Campaign highlights that Americans are being denied housing, losing their jobs, and being refused services because they are lesbian, gay, bisexual or transgender
A campaign launching today aims to raise awareness about the prevalence of discrimination against lesbian, gay, bisexual, and transgender (LGBT) people in the United States, despite the widespread misconception they have basic protections.

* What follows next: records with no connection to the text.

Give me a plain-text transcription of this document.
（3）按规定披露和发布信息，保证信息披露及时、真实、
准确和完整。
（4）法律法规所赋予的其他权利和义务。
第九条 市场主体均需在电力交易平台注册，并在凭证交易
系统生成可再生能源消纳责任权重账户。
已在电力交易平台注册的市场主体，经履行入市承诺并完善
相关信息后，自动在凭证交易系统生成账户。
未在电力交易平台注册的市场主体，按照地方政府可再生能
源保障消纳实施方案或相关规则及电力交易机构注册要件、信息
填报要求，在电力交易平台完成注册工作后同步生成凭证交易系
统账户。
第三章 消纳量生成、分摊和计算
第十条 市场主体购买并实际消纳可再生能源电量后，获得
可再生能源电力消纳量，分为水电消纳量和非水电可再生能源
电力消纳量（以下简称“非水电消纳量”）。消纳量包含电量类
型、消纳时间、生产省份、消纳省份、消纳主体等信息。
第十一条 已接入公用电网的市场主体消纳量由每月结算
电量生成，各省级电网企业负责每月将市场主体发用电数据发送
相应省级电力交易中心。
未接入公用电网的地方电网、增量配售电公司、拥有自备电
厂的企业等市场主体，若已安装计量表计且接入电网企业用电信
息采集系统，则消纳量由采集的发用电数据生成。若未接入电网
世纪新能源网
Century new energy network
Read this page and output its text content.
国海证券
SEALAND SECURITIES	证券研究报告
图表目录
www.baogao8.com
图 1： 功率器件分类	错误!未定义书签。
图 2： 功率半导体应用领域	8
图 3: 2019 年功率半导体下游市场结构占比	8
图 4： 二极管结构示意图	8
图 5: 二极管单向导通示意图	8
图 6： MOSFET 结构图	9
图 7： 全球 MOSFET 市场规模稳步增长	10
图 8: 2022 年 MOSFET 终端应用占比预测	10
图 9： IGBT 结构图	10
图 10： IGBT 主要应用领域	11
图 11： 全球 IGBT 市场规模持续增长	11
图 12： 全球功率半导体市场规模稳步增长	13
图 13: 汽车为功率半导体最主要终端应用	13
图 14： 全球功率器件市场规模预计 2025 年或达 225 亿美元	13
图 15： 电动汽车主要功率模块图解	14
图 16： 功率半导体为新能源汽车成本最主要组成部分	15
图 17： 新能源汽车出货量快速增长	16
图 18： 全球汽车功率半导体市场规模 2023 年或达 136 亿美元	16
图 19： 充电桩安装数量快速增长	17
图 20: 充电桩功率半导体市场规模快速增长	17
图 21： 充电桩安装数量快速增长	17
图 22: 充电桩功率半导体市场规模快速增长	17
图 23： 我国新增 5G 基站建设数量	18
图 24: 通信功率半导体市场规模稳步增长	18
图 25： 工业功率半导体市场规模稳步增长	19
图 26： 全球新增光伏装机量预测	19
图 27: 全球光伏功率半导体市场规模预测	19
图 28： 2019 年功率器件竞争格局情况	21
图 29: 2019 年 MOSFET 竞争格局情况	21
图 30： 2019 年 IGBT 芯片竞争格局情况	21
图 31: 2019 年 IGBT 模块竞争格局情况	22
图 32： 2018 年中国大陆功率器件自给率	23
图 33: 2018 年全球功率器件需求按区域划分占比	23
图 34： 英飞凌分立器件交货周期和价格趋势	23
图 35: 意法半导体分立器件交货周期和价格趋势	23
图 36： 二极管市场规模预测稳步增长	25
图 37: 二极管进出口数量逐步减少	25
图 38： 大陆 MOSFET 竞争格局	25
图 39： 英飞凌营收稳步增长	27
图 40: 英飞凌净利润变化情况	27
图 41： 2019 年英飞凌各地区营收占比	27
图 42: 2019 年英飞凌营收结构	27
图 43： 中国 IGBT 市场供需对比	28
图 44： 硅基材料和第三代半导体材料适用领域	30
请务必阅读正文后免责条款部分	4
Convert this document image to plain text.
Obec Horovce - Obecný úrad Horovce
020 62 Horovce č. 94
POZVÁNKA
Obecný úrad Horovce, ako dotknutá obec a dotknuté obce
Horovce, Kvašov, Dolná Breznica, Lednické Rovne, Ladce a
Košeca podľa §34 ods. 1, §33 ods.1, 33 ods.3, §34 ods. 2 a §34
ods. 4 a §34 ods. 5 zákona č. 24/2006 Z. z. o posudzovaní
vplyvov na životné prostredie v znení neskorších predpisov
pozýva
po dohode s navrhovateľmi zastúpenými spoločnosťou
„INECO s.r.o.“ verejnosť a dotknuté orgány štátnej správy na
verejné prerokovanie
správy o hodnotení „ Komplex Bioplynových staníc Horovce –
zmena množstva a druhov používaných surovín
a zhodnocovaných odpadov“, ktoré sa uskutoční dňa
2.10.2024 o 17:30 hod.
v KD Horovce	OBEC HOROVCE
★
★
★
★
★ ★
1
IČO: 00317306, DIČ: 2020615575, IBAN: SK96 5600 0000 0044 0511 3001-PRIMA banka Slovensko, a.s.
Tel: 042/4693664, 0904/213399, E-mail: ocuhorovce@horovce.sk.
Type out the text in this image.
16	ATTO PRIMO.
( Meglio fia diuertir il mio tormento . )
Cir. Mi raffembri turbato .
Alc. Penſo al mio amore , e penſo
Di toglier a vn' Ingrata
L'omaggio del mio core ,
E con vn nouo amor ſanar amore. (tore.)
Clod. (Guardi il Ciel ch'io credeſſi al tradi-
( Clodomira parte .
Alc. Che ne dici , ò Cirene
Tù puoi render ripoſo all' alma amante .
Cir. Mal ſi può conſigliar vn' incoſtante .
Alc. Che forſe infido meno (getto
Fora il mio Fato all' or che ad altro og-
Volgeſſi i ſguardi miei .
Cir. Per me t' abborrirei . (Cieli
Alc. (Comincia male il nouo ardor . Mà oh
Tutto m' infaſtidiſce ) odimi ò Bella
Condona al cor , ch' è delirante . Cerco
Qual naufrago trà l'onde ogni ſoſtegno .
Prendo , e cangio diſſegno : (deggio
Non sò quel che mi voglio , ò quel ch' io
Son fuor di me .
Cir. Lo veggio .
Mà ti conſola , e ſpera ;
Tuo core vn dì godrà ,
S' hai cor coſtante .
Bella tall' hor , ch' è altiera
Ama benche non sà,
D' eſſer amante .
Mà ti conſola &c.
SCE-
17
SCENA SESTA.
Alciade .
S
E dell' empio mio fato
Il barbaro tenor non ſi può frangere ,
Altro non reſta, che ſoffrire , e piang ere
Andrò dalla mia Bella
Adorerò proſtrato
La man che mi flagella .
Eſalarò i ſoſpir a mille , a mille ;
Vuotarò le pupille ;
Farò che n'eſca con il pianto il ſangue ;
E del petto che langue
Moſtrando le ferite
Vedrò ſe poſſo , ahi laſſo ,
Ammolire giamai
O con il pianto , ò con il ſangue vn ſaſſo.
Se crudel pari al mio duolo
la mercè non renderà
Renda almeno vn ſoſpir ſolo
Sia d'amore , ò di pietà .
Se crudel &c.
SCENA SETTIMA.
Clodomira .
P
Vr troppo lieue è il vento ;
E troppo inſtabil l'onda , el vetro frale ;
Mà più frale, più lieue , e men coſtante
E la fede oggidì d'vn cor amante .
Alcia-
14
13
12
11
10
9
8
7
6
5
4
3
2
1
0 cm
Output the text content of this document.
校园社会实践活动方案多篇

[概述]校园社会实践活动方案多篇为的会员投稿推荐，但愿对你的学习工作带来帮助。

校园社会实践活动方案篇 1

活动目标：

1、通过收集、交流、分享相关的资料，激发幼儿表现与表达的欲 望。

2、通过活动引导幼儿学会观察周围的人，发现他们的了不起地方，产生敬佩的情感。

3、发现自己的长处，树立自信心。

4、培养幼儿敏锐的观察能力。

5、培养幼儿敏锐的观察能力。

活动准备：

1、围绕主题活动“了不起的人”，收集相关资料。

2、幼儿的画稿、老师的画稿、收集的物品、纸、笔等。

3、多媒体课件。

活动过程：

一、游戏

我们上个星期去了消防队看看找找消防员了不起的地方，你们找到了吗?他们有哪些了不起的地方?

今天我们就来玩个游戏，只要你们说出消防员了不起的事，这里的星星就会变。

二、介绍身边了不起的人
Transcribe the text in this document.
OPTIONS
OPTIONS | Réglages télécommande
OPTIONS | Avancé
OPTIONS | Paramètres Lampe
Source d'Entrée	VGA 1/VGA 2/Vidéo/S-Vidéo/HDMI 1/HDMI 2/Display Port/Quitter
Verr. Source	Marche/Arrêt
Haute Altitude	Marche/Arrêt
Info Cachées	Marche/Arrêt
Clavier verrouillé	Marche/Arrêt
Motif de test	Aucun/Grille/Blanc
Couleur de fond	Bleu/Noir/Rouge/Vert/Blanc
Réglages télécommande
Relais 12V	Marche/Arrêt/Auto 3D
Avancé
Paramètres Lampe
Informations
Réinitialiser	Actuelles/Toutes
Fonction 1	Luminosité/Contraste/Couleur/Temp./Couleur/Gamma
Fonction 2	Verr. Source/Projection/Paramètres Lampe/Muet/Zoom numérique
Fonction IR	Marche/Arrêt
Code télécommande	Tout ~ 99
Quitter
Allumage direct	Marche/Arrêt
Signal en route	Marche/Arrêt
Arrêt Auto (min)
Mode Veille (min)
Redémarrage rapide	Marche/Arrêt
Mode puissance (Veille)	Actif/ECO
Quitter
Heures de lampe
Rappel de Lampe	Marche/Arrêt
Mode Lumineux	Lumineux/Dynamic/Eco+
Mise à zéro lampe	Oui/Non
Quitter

The public service campaign from the Ad Council, in partnership with the Gill Foundation, promotes acceptance, empathy and understanding for the millions of LGBT Americans who can be kicked out of their homes, fired from their jobs or denied services because of their sexual orientation or gender identity. Created by ad agency CP+B with research and strategy from Redscout, the “Beyond I Do” campaign will confront the common misconception that LGBT Americans received full equality along with the right to marry.
The campaign highlights many stories of Americans who have faced discrimination across the country, along with facts about discrimination, at BeyondIDo.org. They speak for the 55 percent of LGBT people who have reported being discriminated against due to their sexual orientation or gender identity. And while public opinion research shows 79 percent of non-LGBT Americans support equality for LGBT people, 80 percent mistakenly believe it’s illegal under federal law to fire, evict or refuse service to someone because they are LGBT. In reality, 31 states lack comprehensive protections and allow these acts of discrimination against LGBT Americans.
“Everyone should have the ability to live in safety, support their families, and go about their daily lives without the fear of being turned away because they’re gay or transgender,” said Lisa Sherman, Ad Council President and CEO. “By sharing powerful and poignant stories, this campaign highlights the values we hold so dear as Americans and provides a real opportunity to grow awareness and empathy.”
“Beyond I Do” features stories of Americans from across the country who have been fired from their jobs, kicked out of their homes, or denied services because they are LGBT. They include:
●Krista and Jami of Michigan, who were married in 2012. A pediatrician refused to provide medical care for their six-day-old newborn because of the couple’s sexual orientation. It was, and still is, legal in Michigan for a doctor to refuse service to a child based on the sexual orientation of the child’s parents.
●Aaron and Shaun, who were married in 2015. Shortly after their joyous September wedding, they attempted to place an announcement in Shaun’s hometown newspaper in Missouri to continue the celebration with his childhood friends and neighbors. The publisher decided that announcing the marriage between two men was inappropriate, and denied the announcement.
●Jimmie and Mindy of Ohio, who became the first LGBT couple to marry in Franklin County. Jimmie was unexpectedly fired from her job as a teacher when her school’s principal and board members had “questions about her sexuality.” Until that point, Jimmie had received nothing but positive performance evaluations.
Actor Nick Offerman also lends his voice to the campaign by recording radio spots that will be heard nationwide. Several media partners have made commitments to the “Beyond I Do” campaign prior to launch including Fox Networks Group, Oath, Pinterest and Upworthy.
“The power of this campaign comes from leveraging the shocking fact that millions of Americans are being denied basic rights,” said Quinn Katherman, Creative Director, CP+B. “We realized that nothing could ever be as compelling as the true stories these couples have to tell.”
“We wanted to be clear and non-judgmental with the message that we are all just human beings and yet some of us are denied basic rights,” said Redscout Founder and Chairman, Jonah Disend. “Through real stories, the campaign is exposing the fact that the right to marriage wasn’t a golden ticket to equal rights for LGBT Americans.”